PALAZZO VECCHIO VERBOTEN
Girolamo Dell’Olio


 
Diario Civile.
 
Uggia. Tempo uggioso. Quel freddo piovoso che ti passa nelle ossa. Ne sono uscito intirizzito mezz’ora prima delle quattro che camminavo come un papero: le articolazioni della coscia indurite, l’ombrellino lasciato a casa, strisciando rasente i palazzi, sotto le tettoie, fino alla mesticheria adorata in Borgo Santi Apostoli: e via uno di quegli stupidi sottilissimi impermeabili che fanno tanto yankee-Europe-5-dollars-a-day. Non c’è stato il tempo di fare uno scatto in qualche modo rappresentativo, con questo tempaccio. Ma arrivando a piedi dal ponte Santa Trinita avevo scorto in via Porta Rossa questa vetrina: un buon surrogato, mi pare, tragicamente in tema con questi turpi giorni di guerra in Terrasanta.
Stazionando poi lì davanti alla Porta della Dogana, da ben quattro vigili - anzi tre vigili e una vigilessa – ho ricevuto simpatica prova della straordinaria varietà con cui in divisa si interpretano le norme. Siccome ha cominciato subito a pioviscolare, ho osato ripararmi all’interno del Palazzo, dove tanti altri visitatori imprudenti come me aspettavano che Giove diventasse un po’ più… inclusivo. E invece no. E allora, appunto, ho varcato la soglia di via dei Gondi. Poco dopo un primo vigile mi si avvicina e, garbatamente: ‘Bisognerebbe che stesse fuori…’
‘È che…piove!’
‘Ho capito, però…!’
Il senso è chiaro: torno sulla soglia.
Dopo un po’, anche perché aumentano i rifugiati, ci riprovo, a spingermi dentro. E anzi, visto che siccome tira un vento freddo birbone perché questa porta fa riscontro con quella opposta di via della Ninna… mi sono spinto più dentro.

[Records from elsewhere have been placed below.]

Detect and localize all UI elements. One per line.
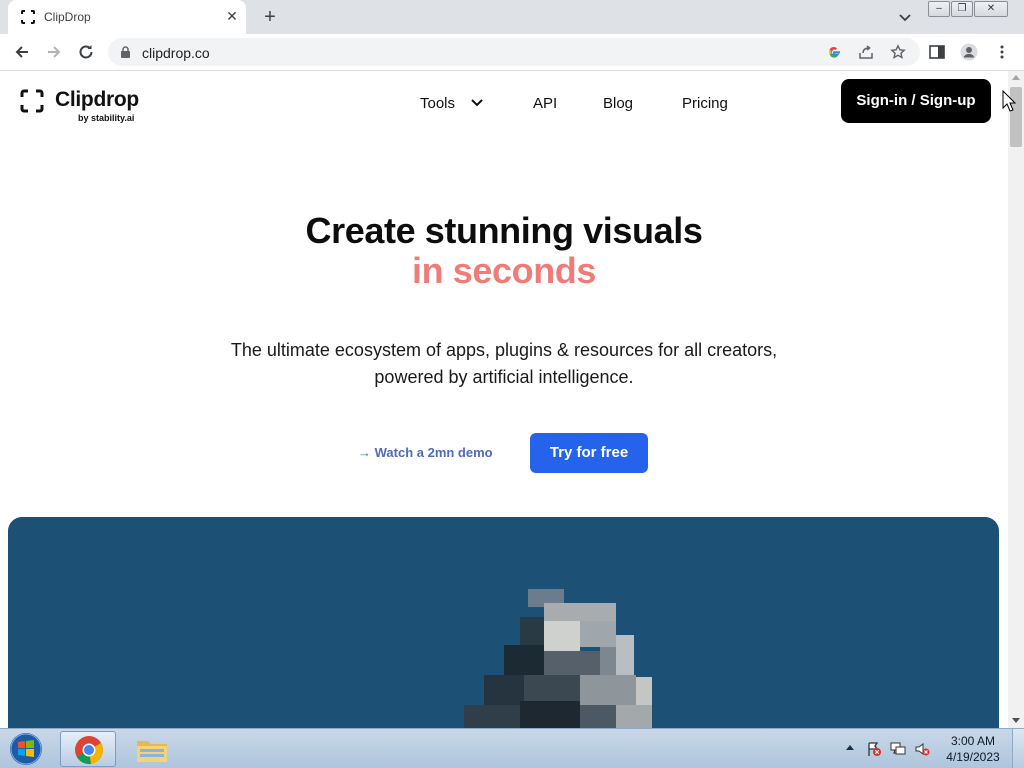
browser-tab[interactable]: ClipDrop ✕ bbox=[8, 0, 246, 34]
new-tab-button[interactable]: + bbox=[260, 7, 280, 27]
logo-text: Clipdrop bbox=[55, 88, 139, 111]
scroll-up-arrow-icon[interactable] bbox=[1012, 75, 1020, 80]
hero-subtitle-line-1: The ultimate ecosystem of apps, plugins … bbox=[230, 340, 778, 360]
windows-taskbar: 3:00 AM 4/19/2023 bbox=[0, 728, 1024, 768]
signin-button[interactable]: Sign-in / Sign-up bbox=[841, 79, 991, 123]
close-window-button[interactable]: ✕ bbox=[974, 1, 1008, 17]
lock-icon bbox=[121, 46, 130, 58]
clock-date[interactable]: 4/19/2023 bbox=[940, 750, 1006, 764]
nav-tools[interactable]: Tools bbox=[420, 95, 455, 112]
browser-tabstrip: ClipDrop ✕ + ‒ ❐ ✕ bbox=[0, 0, 1024, 34]
file-explorer-icon bbox=[137, 741, 167, 762]
try-for-free-button[interactable]: Try for free bbox=[530, 433, 648, 473]
hero-title: Create stunning visuals bbox=[305, 210, 703, 251]
network-icon[interactable] bbox=[890, 741, 906, 757]
tab-title: ClipDrop bbox=[44, 10, 91, 24]
taskbar-chrome[interactable] bbox=[60, 731, 116, 767]
clipdrop-logo-icon bbox=[20, 89, 44, 113]
chevron-down-icon[interactable] bbox=[470, 98, 484, 108]
hero-title-accent: in seconds bbox=[411, 250, 597, 291]
nav-blog[interactable]: Blog bbox=[603, 95, 633, 112]
mouse-cursor-icon bbox=[1002, 90, 1016, 112]
clipdrop-favicon-icon bbox=[21, 10, 35, 24]
minimize-button[interactable]: ‒ bbox=[928, 1, 950, 17]
back-icon[interactable] bbox=[12, 42, 32, 62]
chrome-icon bbox=[75, 736, 103, 765]
bookmark-star-icon[interactable] bbox=[890, 44, 906, 60]
page-viewport: Clipdrop by stability.ai Tools API Blog … bbox=[0, 71, 1008, 728]
more-menu-icon[interactable] bbox=[993, 43, 1011, 61]
browser-toolbar: clipdrop.co bbox=[0, 34, 1024, 71]
taskbar-file-explorer[interactable] bbox=[124, 731, 180, 767]
side-panel-icon[interactable] bbox=[928, 43, 946, 61]
volume-muted-icon[interactable] bbox=[914, 741, 930, 757]
screen: ClipDrop ✕ + ‒ ❐ ✕ clipdrop.co Clipdrop … bbox=[0, 0, 1024, 768]
watch-demo-link[interactable]: → Watch a 2mn demo bbox=[358, 445, 493, 460]
scroll-down-arrow-icon[interactable] bbox=[1012, 718, 1020, 723]
tab-close-icon[interactable]: ✕ bbox=[224, 8, 240, 24]
profile-avatar-icon[interactable] bbox=[960, 43, 978, 61]
showcase-image bbox=[8, 517, 999, 728]
logo-subtitle: by stability.ai bbox=[78, 113, 135, 123]
url-text: clipdrop.co bbox=[142, 45, 210, 61]
nav-api[interactable]: API bbox=[533, 95, 557, 112]
forward-icon[interactable] bbox=[44, 42, 64, 62]
tab-search-chevron-icon[interactable] bbox=[896, 8, 914, 26]
hero-subtitle-line-2: powered by artificial intelligence. bbox=[374, 367, 634, 387]
page-scrollbar[interactable] bbox=[1008, 71, 1024, 728]
window-controls: ‒ ❐ ✕ bbox=[928, 1, 1008, 17]
nav-pricing[interactable]: Pricing bbox=[682, 95, 728, 112]
hero-subtitle: The ultimate ecosystem of apps, plugins … bbox=[0, 337, 1008, 391]
action-center-flag-icon[interactable] bbox=[866, 741, 882, 757]
clock-time[interactable]: 3:00 AM bbox=[940, 734, 1006, 748]
restore-button[interactable]: ❐ bbox=[951, 1, 973, 17]
address-bar[interactable]: clipdrop.co bbox=[108, 38, 920, 66]
windows-start-icon[interactable] bbox=[6, 731, 46, 767]
reload-icon[interactable] bbox=[76, 42, 96, 62]
tray-expand-icon[interactable] bbox=[846, 745, 854, 750]
show-desktop-button[interactable] bbox=[1012, 729, 1024, 768]
share-icon[interactable] bbox=[858, 44, 874, 60]
clipdrop-logo[interactable]: Clipdrop by stability.ai bbox=[20, 88, 150, 125]
google-icon[interactable] bbox=[826, 44, 842, 60]
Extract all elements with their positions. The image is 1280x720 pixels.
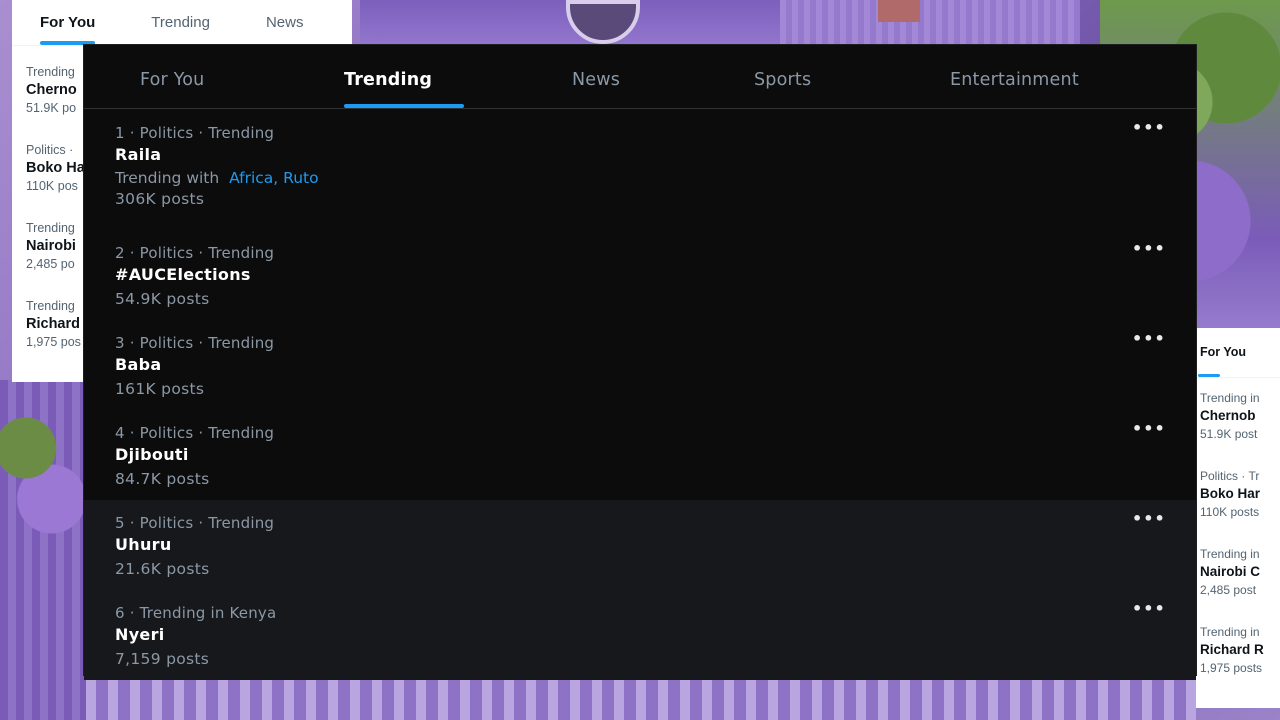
trend-title: #AUCElections	[115, 265, 251, 284]
right-trend-posts: 1,975 posts	[1200, 661, 1263, 675]
right-trend-item[interactable]: Trending in Chernob 51.9K post	[1196, 378, 1280, 456]
right-trend-posts: 110K posts	[1200, 505, 1260, 519]
trend-meta: 3 · Politics · Trending	[115, 334, 275, 352]
tab-sports[interactable]: Sports	[754, 45, 811, 109]
trend-item[interactable]: 3 · Politics · Trending Baba 161K posts …	[84, 320, 1196, 410]
trend-title: Djibouti	[115, 445, 189, 464]
tab-news[interactable]: News	[572, 45, 620, 109]
right-trend-title: Richard R	[1200, 642, 1264, 657]
right-trend-meta: Trending in	[1200, 547, 1260, 561]
trend-title: Raila	[115, 145, 162, 164]
left-tab-news[interactable]: News	[238, 0, 332, 45]
trend-meta: 2 · Politics · Trending	[115, 244, 275, 262]
left-tab-trending[interactable]: Trending	[123, 0, 238, 45]
explore-tab-bar: For You Trending News Sports Entertainme…	[84, 45, 1196, 109]
background-chimney	[878, 0, 920, 22]
trend-posts: 306K posts	[115, 190, 205, 208]
right-trend-posts: 2,485 post	[1200, 583, 1257, 597]
more-horizontal-icon[interactable]: •••	[1132, 331, 1165, 352]
trend-meta: 1 · Politics · Trending	[115, 124, 275, 142]
tab-entertainment[interactable]: Entertainment	[950, 45, 1079, 109]
right-trend-posts: 51.9K post	[1200, 427, 1258, 441]
trend-posts: 21.6K posts	[115, 560, 210, 578]
trending-with: Trending with Africa, Ruto	[115, 168, 1196, 188]
more-horizontal-icon[interactable]: •••	[1132, 241, 1165, 262]
trend-link-ruto[interactable]: Ruto	[283, 169, 318, 187]
trend-meta: 5 · Politics · Trending	[115, 514, 275, 532]
background-bush	[0, 380, 86, 550]
trend-list: 1 · Politics · Trending Raila Trending w…	[84, 109, 1196, 680]
left-tab-for-you[interactable]: For You	[12, 0, 123, 45]
right-trend-item[interactable]: Trending in Richard R 1,975 posts	[1196, 612, 1280, 690]
explore-trends-panel: For You Trending News Sports Entertainme…	[84, 45, 1196, 680]
trend-posts: 161K posts	[115, 380, 205, 398]
trend-title: Nyeri	[115, 625, 165, 644]
right-tab-for-you[interactable]: For You	[1196, 328, 1246, 377]
more-horizontal-icon[interactable]: •••	[1132, 120, 1165, 141]
right-trend-item[interactable]: Politics · Tr Boko Har 110K posts	[1196, 456, 1280, 534]
tab-for-you[interactable]: For You	[140, 45, 204, 109]
tab-trending[interactable]: Trending	[344, 45, 432, 109]
trend-link-africa[interactable]: Africa	[229, 169, 273, 187]
trending-with-label: Trending with	[115, 169, 220, 187]
right-tab-bar: For You	[1196, 328, 1280, 378]
trend-meta: 4 · Politics · Trending	[115, 424, 275, 442]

Arriva un secondo vigile: ‘Salve!’
‘Gliel’ho dato a lei questo?’, e provo col volantino.
Lui, cordiale: ‘Sì, sì, sì, ce l’ho’
Lo anticipo: ‘Sto un attimino qui dentro che piove…’
‘Sì, ha ragione, però… non è perché la voglia tener fuori, ma magari… stia un po’ più in là, sulla porta.’
‘È che c’è una… ventilazione!’
E lui, caldo paterno: ‘Si metta più da questa parte’, e mi indica un angolo più riparato.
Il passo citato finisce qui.